SAN DIEGO (AP) — A 24-year-old Marine based in California has become the first female officer to lead an assault amphibian vehicle platoon, the U.S. Marine Corps said. With her parents looking on, Second Lt. Mariah Klenke made history Tuesday
SAN DIEGO (AP) — A 24-year-old Marine based in California has become the first female officer to lead an assault amphibian vehicle platoon, the U.S. Marine Corps said.
With her parents looking on, Second Lt. Mariah Klenke made history Tuesday as she graduated from the Assault Amphibian Officer Course at Camp Pendleton.
“We cannot overlook the historic nature of this day,” Col. Dan Yaroslaski told the seven graduates and their family, friends and instructors at the ceremony. “We have set the standards every Marine has to pass. There has been no distinction between male and female.”
Klenke, from southern Illinois, was the first woman to enter the course after the Pentagon lifted its ban on females in combat roles in 2015.
She says she was never treated any differently from her male counterparts during rigorous training on land and at sea.
The most difficult part of the 12-week course, she said, was a one-week training of amphibious operations at the Beach at Camp Pendleton. There, she and her classmates practiced ship-to-shore movement and inland operation doing four missions a day.

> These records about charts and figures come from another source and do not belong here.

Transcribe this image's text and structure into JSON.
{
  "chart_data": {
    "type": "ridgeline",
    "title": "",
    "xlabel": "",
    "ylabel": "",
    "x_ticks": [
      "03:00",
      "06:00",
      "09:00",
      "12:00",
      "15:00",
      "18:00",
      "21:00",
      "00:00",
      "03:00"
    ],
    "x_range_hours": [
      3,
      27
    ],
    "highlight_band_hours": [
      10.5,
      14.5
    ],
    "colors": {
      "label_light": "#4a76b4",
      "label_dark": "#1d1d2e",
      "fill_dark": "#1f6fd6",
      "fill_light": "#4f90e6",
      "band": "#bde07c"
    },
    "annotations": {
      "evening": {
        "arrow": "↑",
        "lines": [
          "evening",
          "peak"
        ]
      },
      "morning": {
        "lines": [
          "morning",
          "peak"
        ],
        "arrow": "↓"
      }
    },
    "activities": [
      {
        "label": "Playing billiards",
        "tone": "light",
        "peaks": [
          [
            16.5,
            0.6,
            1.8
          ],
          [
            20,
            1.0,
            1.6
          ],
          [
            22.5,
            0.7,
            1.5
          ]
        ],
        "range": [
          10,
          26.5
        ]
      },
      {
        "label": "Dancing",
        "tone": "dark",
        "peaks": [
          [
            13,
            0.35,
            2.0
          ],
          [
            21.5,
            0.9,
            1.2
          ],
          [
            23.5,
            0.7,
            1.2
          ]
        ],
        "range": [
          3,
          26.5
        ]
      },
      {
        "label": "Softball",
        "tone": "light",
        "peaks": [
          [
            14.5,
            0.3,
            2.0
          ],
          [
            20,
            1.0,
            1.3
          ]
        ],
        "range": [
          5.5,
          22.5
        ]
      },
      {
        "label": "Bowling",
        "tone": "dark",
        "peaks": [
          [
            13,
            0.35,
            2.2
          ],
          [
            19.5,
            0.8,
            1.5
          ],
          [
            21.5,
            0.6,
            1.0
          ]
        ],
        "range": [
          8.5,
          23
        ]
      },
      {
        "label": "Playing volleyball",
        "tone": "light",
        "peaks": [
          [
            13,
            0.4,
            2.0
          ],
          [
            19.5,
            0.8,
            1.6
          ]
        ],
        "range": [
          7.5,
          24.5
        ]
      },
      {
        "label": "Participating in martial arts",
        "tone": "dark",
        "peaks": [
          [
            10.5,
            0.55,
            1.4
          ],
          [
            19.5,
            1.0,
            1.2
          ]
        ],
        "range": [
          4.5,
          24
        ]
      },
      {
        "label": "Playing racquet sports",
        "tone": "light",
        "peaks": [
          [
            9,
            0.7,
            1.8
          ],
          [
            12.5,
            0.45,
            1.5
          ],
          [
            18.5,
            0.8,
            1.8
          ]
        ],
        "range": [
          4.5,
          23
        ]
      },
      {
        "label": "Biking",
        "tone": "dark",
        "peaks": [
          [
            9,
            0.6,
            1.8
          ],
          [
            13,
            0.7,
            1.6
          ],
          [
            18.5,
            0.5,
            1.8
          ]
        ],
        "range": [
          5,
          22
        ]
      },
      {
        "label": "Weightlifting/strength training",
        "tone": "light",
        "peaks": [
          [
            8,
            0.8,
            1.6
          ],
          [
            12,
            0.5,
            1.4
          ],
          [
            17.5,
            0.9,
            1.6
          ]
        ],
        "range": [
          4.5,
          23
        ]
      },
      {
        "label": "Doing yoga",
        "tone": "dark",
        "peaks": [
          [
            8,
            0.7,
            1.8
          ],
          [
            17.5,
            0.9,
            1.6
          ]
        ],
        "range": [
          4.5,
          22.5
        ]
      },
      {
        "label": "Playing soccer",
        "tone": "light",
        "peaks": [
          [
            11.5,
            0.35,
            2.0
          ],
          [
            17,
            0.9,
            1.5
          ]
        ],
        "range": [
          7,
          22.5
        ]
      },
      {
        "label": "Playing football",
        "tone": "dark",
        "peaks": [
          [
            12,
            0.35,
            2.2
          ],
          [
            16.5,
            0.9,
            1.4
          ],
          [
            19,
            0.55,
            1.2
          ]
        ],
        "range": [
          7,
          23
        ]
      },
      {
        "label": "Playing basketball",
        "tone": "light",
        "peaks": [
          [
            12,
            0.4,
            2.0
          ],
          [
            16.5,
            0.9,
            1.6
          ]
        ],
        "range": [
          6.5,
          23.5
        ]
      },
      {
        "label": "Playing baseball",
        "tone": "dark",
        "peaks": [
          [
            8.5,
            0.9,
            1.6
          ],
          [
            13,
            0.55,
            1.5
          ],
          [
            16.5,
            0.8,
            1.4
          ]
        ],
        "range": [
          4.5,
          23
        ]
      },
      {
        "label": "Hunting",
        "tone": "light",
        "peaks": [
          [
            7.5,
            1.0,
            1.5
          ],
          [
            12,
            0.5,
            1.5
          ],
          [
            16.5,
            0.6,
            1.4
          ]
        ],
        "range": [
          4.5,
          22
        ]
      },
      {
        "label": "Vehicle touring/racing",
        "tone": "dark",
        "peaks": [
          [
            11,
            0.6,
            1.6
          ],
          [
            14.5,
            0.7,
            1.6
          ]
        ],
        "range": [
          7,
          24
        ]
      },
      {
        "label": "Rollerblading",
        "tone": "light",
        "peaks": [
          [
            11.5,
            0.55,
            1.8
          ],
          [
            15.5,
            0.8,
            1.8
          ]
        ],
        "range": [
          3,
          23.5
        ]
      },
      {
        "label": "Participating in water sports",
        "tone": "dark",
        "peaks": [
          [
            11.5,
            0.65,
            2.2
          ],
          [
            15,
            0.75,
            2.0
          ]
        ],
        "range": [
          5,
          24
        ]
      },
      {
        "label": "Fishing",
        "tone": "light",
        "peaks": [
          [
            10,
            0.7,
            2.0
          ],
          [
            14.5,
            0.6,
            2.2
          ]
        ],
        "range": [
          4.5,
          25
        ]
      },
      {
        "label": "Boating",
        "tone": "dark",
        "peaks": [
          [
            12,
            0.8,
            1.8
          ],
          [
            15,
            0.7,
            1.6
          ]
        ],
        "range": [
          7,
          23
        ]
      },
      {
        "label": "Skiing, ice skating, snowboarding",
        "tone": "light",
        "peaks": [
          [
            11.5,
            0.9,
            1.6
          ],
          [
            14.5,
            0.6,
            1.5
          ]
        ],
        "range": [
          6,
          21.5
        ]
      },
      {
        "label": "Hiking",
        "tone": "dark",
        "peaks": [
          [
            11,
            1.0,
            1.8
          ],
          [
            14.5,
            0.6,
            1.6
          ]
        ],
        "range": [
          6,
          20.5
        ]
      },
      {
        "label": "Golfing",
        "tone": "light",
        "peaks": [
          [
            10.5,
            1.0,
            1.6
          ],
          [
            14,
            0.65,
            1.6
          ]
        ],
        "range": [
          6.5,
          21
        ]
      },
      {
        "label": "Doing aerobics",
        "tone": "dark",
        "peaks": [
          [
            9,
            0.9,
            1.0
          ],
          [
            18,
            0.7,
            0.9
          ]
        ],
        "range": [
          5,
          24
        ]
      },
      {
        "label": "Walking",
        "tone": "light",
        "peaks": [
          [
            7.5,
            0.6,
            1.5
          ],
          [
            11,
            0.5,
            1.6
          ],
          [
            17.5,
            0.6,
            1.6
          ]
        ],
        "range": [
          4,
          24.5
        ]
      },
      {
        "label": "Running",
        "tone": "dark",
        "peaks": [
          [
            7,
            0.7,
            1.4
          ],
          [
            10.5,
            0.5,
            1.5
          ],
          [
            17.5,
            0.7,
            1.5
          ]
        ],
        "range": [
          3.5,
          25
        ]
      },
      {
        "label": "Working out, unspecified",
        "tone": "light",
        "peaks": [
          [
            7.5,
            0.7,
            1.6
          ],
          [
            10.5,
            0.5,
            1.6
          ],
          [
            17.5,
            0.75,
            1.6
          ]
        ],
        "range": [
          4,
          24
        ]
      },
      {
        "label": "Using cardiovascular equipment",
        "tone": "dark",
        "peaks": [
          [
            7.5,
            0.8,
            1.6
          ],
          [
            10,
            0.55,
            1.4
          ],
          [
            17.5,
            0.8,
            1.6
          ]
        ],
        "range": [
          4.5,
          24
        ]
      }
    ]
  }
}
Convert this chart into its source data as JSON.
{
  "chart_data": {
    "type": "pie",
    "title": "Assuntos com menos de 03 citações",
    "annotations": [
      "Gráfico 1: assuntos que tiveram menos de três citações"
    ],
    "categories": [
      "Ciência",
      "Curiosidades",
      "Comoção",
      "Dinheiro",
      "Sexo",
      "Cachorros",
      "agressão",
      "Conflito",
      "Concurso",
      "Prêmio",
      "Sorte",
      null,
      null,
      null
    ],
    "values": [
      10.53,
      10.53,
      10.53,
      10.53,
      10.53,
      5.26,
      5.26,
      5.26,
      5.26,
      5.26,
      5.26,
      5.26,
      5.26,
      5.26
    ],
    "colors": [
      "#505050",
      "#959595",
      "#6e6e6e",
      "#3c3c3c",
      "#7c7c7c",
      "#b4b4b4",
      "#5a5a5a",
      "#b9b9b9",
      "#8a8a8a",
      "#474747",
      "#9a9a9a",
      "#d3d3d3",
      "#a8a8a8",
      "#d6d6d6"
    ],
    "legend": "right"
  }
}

“We operated on two hours of sleep,” she said.
Klenke will be assigned to command a platoon in the next few days, according to the Orange County Register (http://bit.ly/2xVa2LW).
“The Marine Corps is our job but it’s also our life,” she said. “I want to make their job fun so they put their heart and soul into it.”
Klenke’s first duty station will be with the 3rd Assault Amphibian Battalion with the 1st Marine Division.
“She’s always been one to go above and beyond,” said her father, Darrell Klenke.